Trump org. X-Mas bonus list is a heart attack on a chart, an accountant testifies

  • The first defense witness in the Trump Org. tax fraud trial is outside accountant Donald Bender.
  • He testified Tuesday that he “would have had a heart attack” if he had seen the company pay Christmas bonuses.
  • Executives were paid bonuses in petty checks signed by Trump in what the prosecutor said was a tax evasion.

A longtime external auditor for the Trump Organization testified at the tax fraud trial on Tuesday that he would have been beyond shocked if he had seen the company’s annual “secret” lists of Christmas bonus payments.

“I probably would have had a heart attack,” Donald Bender, who did corporate taxes for 35 years, told a Manhattan jury on Tuesday.

For years, former President Donald Trump personally signed stacks of bonus checks that were then stuffed into favorite corporate executives’ Christmas cards, jurors have already heard in the trial.

But the annual bonus payout for management was part of a 15-year payroll tax evasion scheme that reached the top of the company, prosecutors are trying to prove.

The bonuses should have been reported in their entirety each year on corporate W-2s, as taxable income. But they weren’t, prosecutors have charged.

Instead, plaintiffs received most of their annual bonuses in separate checks from various Trump Organization subsidiaries, as if they had worked as freelancers or contractors for Wollman Rink, Mar-a-Lago, the Trump International during the previous year. Golf Club in Palm Beach, Florida, and even Trump Productions, which produced “The Apprentice.”

That way, prosecutors argued, the company saved on withholding and was able to write off the checks as sub-costs. Meanwhile, the executives could claim the checks as freelance income, allowing them to deposit some of that money into tax-free savings accounts available only to the self-employed.

For example, in 2015, the Trump Organization paid $1.1 million in executive bonuses and Allen Weisselberg, its chief financial officer, paid a $300,000 bonus, according to documents.

Of that, $100,000 was properly paid, as compensation claimed on Weisselberg’s W-2 payroll for that year.

But $75,000 of the bonus was paid to him in a check from Wollman Rink, as if the now 75-year-old CFO had been over the moon at Central Park’s famous ice rink that year.

The rest of his bonus was paid in $50,000 checks with three different payers, as if Weisselberg had done work for Palm Beach’s golf club, Mar-a-Lago, and “The Apprentice” last year.

Last week, Weisselberg testified at the booth that these payments violated tax filing requirements.

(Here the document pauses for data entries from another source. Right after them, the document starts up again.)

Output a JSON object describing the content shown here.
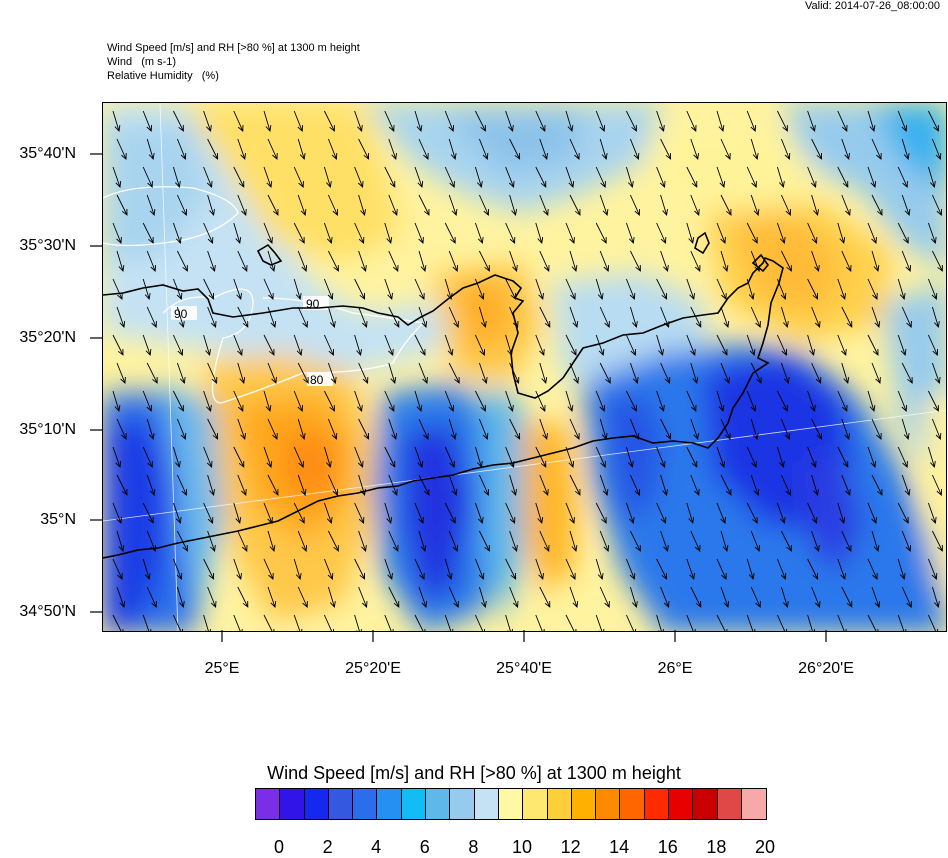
{
  "valid_label": "Valid: 2014-07-26_08:00:00",
  "titles": {
    "line1": "Wind Speed [m/s] and RH [>80 %] at 1300 m height",
    "line2": "Wind   (m s-1)",
    "line3": "Relative Humidity   (%)"
  },
  "map": {
    "lat_labels": [
      "35°40'N",
      "35°30'N",
      "35°20'N",
      "35°10'N",
      "35°N",
      "34°50'N"
    ],
    "lon_labels": [
      "25°E",
      "25°20'E",
      "25°40'E",
      "26°E",
      "26°20'E"
    ],
    "contour_labels": [
      "90",
      "90",
      "80"
    ],
    "projection_note": ""
  },
  "colorbar": {
    "title": "Wind Speed [m/s] and RH [>80 %] at 1300 m height",
    "colors": [
      "#7a2ee6",
      "#3014e8",
      "#1428f0",
      "#3458e0",
      "#2b6eeb",
      "#2590f2",
      "#12bdf5",
      "#5fb8ea",
      "#96cbed",
      "#c4e2f4",
      "#fff9a6",
      "#ffe870",
      "#ffcf3a",
      "#ffb000",
      "#ff8a00",
      "#ff6600",
      "#ff2a00",
      "#e80000",
      "#c80000",
      "#e04848",
      "#f7a8a8"
    ],
    "ticks": [
      "0",
      "2",
      "4",
      "6",
      "8",
      "10",
      "12",
      "14",
      "16",
      "18",
      "20"
    ]
  }
}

Internally, careful records were kept of how company bonuses were paid, some titled “The Trump Organization Christmas Bonuses.”

Trump’s initials are on some of these plates. According to documents, he personally approved the total bonus amounts to be received each year by such executives as Weisselberg, corporate lawyer Jason Greenblatt, controller Jeffrey McConney and COO Matthew Calamari.

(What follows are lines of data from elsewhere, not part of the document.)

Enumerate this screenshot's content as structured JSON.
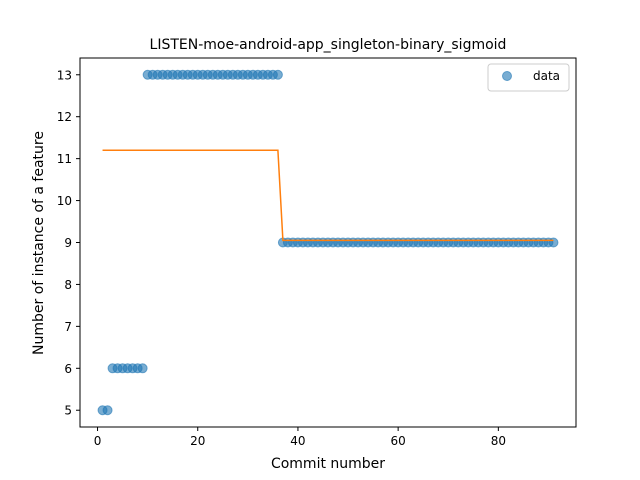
{
  "chart_data": {
    "type": "scatter",
    "title": "LISTEN-moe-android-app_singleton-binary_sigmoid",
    "xlabel": "Commit number",
    "ylabel": "Number of instance of a feature",
    "xlim": [
      -3.5,
      95.5
    ],
    "ylim": [
      4.6,
      13.4
    ],
    "xticks": [
      0,
      20,
      40,
      60,
      80
    ],
    "yticks": [
      5,
      6,
      7,
      8,
      9,
      10,
      11,
      12,
      13
    ],
    "grid": false,
    "legend": {
      "placement": "top-right",
      "entries": [
        "data"
      ]
    },
    "series": [
      {
        "name": "data",
        "kind": "scatter",
        "color": "#1f77b4",
        "points": [
          [
            1,
            5
          ],
          [
            2,
            5
          ],
          [
            3,
            6
          ],
          [
            4,
            6
          ],
          [
            5,
            6
          ],
          [
            6,
            6
          ],
          [
            7,
            6
          ],
          [
            8,
            6
          ],
          [
            9,
            6
          ],
          [
            10,
            13
          ],
          [
            11,
            13
          ],
          [
            12,
            13
          ],
          [
            13,
            13
          ],
          [
            14,
            13
          ],
          [
            15,
            13
          ],
          [
            16,
            13
          ],
          [
            17,
            13
          ],
          [
            18,
            13
          ],
          [
            19,
            13
          ],
          [
            20,
            13
          ],
          [
            21,
            13
          ],
          [
            22,
            13
          ],
          [
            23,
            13
          ],
          [
            24,
            13
          ],
          [
            25,
            13
          ],
          [
            26,
            13
          ],
          [
            27,
            13
          ],
          [
            28,
            13
          ],
          [
            29,
            13
          ],
          [
            30,
            13
          ],
          [
            31,
            13
          ],
          [
            32,
            13
          ],
          [
            33,
            13
          ],
          [
            34,
            13
          ],
          [
            35,
            13
          ],
          [
            36,
            13
          ],
          [
            37,
            9
          ],
          [
            38,
            9
          ],
          [
            39,
            9
          ],
          [
            40,
            9
          ],
          [
            41,
            9
          ],
          [
            42,
            9
          ],
          [
            43,
            9
          ],
          [
            44,
            9
          ],
          [
            45,
            9
          ],
          [
            46,
            9
          ],
          [
            47,
            9
          ],
          [
            48,
            9
          ],
          [
            49,
            9
          ],
          [
            50,
            9
          ],
          [
            51,
            9
          ],
          [
            52,
            9
          ],
          [
            53,
            9
          ],
          [
            54,
            9
          ],
          [
            55,
            9
          ],
          [
            56,
            9
          ],
          [
            57,
            9
          ],
          [
            58,
            9
          ],
          [
            59,
            9
          ],
          [
            60,
            9
          ],
          [
            61,
            9
          ],
          [
            62,
            9
          ],
          [
            63,
            9
          ],
          [
            64,
            9
          ],
          [
            65,
            9
          ],
          [
            66,
            9
          ],
          [
            67,
            9
          ],
          [
            68,
            9
          ],
          [
            69,
            9
          ],
          [
            70,
            9
          ],
          [
            71,
            9
          ],
          [
            72,
            9
          ],
          [
            73,
            9
          ],
          [
            74,
            9
          ],
          [
            75,
            9
          ],
          [
            76,
            9
          ],
          [
            77,
            9
          ],
          [
            78,
            9
          ],
          [
            79,
            9
          ],
          [
            80,
            9
          ],
          [
            81,
            9
          ],
          [
            82,
            9
          ],
          [
            83,
            9
          ],
          [
            84,
            9
          ],
          [
            85,
            9
          ],
          [
            86,
            9
          ],
          [
            87,
            9
          ],
          [
            88,
            9
          ],
          [
            89,
            9
          ],
          [
            90,
            9
          ],
          [
            91,
            9
          ]
        ]
      },
      {
        "kind": "line",
        "color": "#ff7f0e",
        "points": [
          [
            1,
            11.2
          ],
          [
            36,
            11.2
          ],
          [
            37,
            9.05
          ],
          [
            91,
            9.05
          ]
        ]
      }
    ]
  }
}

But Trump’s initials are not on spreadsheets showing what prosecutors say was the illegal part of the plan — charts showing which subsidiaries paid the bonus checks.

Bender, who works for the Mazars accounting firm, testified Tuesday that he had never seen these alleged heart attacks on a map, not until Manhattan prosecutors showed them to him in 2021.

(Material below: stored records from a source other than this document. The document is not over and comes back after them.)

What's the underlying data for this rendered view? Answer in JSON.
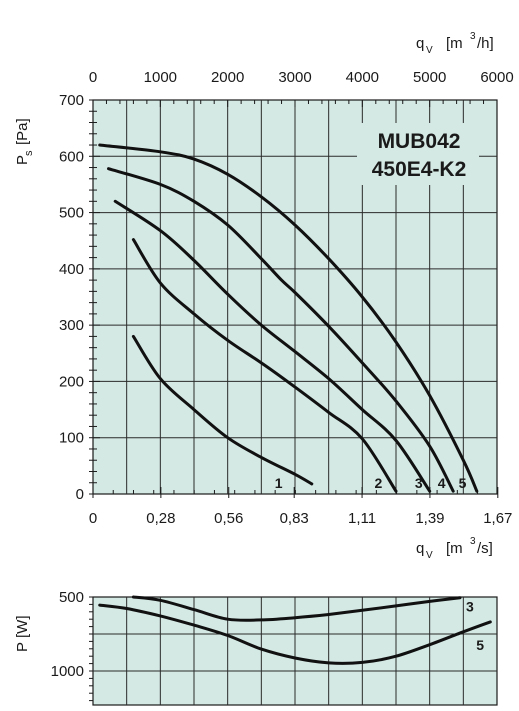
{
  "chart_data": [
    {
      "type": "line",
      "title": "MUB042 450E4-K2",
      "title_lines": [
        "MUB042",
        "450E4-K2"
      ],
      "ylabel": "P",
      "ylabel_sub": "s",
      "ylabel_unit": "[Pa]",
      "x_top_label": "q",
      "x_top_label_sub": "V",
      "x_top_unit": "[m",
      "x_top_unit_sup": "3",
      "x_top_unit_end": "/h]",
      "x_bottom_label": "q",
      "x_bottom_label_sub": "V",
      "x_bottom_unit": "[m",
      "x_bottom_unit_sup": "3",
      "x_bottom_unit_end": "/s]",
      "xlim_m3h": [
        0,
        6000
      ],
      "ylim": [
        0,
        700
      ],
      "y_ticks": [
        "0",
        "100",
        "200",
        "300",
        "400",
        "500",
        "600",
        "700"
      ],
      "y_tick_values": [
        0,
        100,
        200,
        300,
        400,
        500,
        600,
        700
      ],
      "x_top_ticks": [
        "0",
        "1000",
        "2000",
        "3000",
        "4000",
        "5000",
        "6000"
      ],
      "x_top_tick_values": [
        0,
        1000,
        2000,
        3000,
        4000,
        5000,
        6000
      ],
      "x_bottom_ticks": [
        "0",
        "0,28",
        "0,56",
        "0,83",
        "1,11",
        "1,39",
        "1,67"
      ],
      "x_bottom_tick_values_m3s": [
        0,
        0.28,
        0.56,
        0.83,
        1.11,
        1.39,
        1.67
      ],
      "grid": true,
      "series": [
        {
          "name": "1",
          "x": [
            600,
            1000,
            1500,
            2000,
            2500,
            3000,
            3250
          ],
          "y": [
            280,
            205,
            150,
            100,
            65,
            35,
            18
          ]
        },
        {
          "name": "2",
          "x": [
            600,
            1000,
            1500,
            2000,
            2500,
            3000,
            3500,
            4000,
            4500
          ],
          "y": [
            452,
            375,
            320,
            273,
            233,
            190,
            145,
            98,
            5
          ]
        },
        {
          "name": "3",
          "x": [
            330,
            1000,
            1500,
            2000,
            2500,
            3000,
            3500,
            4000,
            4500,
            5000
          ],
          "y": [
            520,
            468,
            415,
            355,
            300,
            253,
            205,
            150,
            95,
            5
          ]
        },
        {
          "name": "4",
          "x": [
            230,
            1000,
            1500,
            2000,
            2500,
            2800,
            3000,
            3500,
            4000,
            4500,
            5000,
            5350
          ],
          "y": [
            578,
            550,
            520,
            478,
            418,
            380,
            358,
            298,
            233,
            165,
            85,
            5
          ]
        },
        {
          "name": "5",
          "x": [
            100,
            1000,
            1500,
            2000,
            2500,
            3000,
            3500,
            4000,
            4500,
            5000,
            5500,
            5700
          ],
          "y": [
            620,
            608,
            595,
            568,
            528,
            478,
            418,
            350,
            270,
            175,
            60,
            5
          ]
        }
      ]
    },
    {
      "type": "line",
      "ylabel": "P",
      "ylabel_unit": "[W]",
      "y_ticks": [
        "500",
        "1000"
      ],
      "y_tick_values": [
        500,
        1000
      ],
      "grid": true,
      "series": [
        {
          "name": "3",
          "x": [
            600,
            1000,
            1500,
            2000,
            2500,
            3000,
            3500,
            4000,
            4500,
            5000,
            5450
          ],
          "y": [
            500,
            522,
            585,
            650,
            655,
            640,
            618,
            590,
            560,
            530,
            505
          ]
        },
        {
          "name": "5",
          "x": [
            100,
            500,
            1000,
            1500,
            2000,
            2500,
            3000,
            3500,
            4000,
            4500,
            5000,
            5500,
            5900
          ],
          "y": [
            555,
            578,
            628,
            690,
            760,
            852,
            912,
            945,
            942,
            900,
            822,
            735,
            668
          ]
        }
      ]
    }
  ]
}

Had he seen these charts and realized the scope of the scheme, he would have sounded the alarm, he told jurors, under cross-examination by Susan Hoffinger, one of the lead prosecutors.

“I probably would have had a heart attack,” he said, before apologizing for the exaggeration, explaining that he meant he would have been “very concerned” and probably alerted his firm Mazars.

The accounting firm cut ties with Trump and the Trump Organization earlier this year, citing a history of financial “discrepancies” at the company.

Bender’s testimony, a defense witness, could help the defense argue that Trump, too, was kept in the dark about the subsidiaries paying bonuses to directors as if they were outside compensation.

The trial is suspended for the rest of the week. Bender’s testimony and the defense case could be concluded on Monday, with closing arguments possibly as early as Tuesday.

Trump is not personally named as a defendant in the five-week criminal trial, but his company could face $1.6 million in fines if convicted of conspiracy, defrauding and lying on official records.